Court Opinion

ID: 9462389
Source: CourtListenerOpinion
Date Created: 2023-08-04 22:40:00.845278+00
Date Added: 2024-06-11T17:37:34.222126
License: Public Domain

GODBOLD, Circuit Judge
(specially concurring).
If I were free to do so I would follow Childs v. United States Board of Parole, 167 U.S.App.D.C. 268, 511 F.2d 1270, 1278 (1974), and Bradford v. Weinstein, 519 F.2d 728 (CA4), vacated and remanded for dismissal as moot, 1975, 423 U.S. 147, 96 S.Ct. 347, 46 L.Ed.2d 350, which hold that procedures of the parole board relating to consideration of a prisoner for parole are subject to the demands of due process just as procedures relating to parole revocation. This is the position which I took as one of the dissenters in Scarpa v. United States Board of Parole, 477 F.2d 278 (CA5), vacated for consideration of mootness, 414 U.S. 809, 94 S.Ct. 79, 38 L.Ed.2d 44 (1973), dismissed as moot,. 501 F.2d 992 (CA5, 1973). As Judge Winter pointed out, writing for the Fourth Circuit in Bradford, the right-privilege distinction, which is central to Judge Bell’s conclusion on this matter, has now been eradicated.

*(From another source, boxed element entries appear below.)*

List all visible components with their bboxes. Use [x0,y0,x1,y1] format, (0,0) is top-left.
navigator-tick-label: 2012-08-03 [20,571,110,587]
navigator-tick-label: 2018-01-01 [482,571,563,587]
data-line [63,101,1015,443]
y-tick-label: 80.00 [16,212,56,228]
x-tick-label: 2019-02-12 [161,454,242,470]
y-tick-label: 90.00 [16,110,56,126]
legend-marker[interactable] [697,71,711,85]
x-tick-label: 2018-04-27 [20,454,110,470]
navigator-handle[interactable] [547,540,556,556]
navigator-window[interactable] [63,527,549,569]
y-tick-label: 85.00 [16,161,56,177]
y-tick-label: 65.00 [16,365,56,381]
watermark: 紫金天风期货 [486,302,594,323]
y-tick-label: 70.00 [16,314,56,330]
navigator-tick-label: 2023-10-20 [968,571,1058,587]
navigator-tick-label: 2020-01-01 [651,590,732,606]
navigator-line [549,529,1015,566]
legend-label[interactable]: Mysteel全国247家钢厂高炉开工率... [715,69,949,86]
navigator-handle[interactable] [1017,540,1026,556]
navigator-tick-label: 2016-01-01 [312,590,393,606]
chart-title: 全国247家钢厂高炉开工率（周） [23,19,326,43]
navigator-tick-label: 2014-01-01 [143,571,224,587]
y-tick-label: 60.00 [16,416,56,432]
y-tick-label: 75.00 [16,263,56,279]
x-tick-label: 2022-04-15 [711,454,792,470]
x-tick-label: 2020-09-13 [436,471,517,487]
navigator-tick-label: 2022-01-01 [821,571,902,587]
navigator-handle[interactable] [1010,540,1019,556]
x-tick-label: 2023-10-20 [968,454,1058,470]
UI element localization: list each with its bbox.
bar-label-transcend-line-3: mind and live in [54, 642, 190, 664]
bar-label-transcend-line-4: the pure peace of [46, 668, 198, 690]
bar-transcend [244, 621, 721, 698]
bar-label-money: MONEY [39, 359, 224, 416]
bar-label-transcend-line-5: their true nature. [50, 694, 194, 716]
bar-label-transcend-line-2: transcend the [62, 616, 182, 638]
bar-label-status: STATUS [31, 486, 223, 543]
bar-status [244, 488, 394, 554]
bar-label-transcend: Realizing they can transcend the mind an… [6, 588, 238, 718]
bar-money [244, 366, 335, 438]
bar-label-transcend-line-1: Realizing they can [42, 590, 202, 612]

I feel, however, that I am bound, albeit tenuously, by the cryptic decision in Sexton v. Wise, 494 F.2d 1176 (CA5, 1974), which, in a single sentence and without discussion or citation of authority, appears to hold that due process protections do not apply until after parole has been granted.
Without reservation I agree with the majority with respect to the availability of review by habeas where a prisoner is held “in custody in violation of the Constitution or laws of the United States”, and with the holding on the merits of such review in this instance directed to the statutory “laws of the United States”.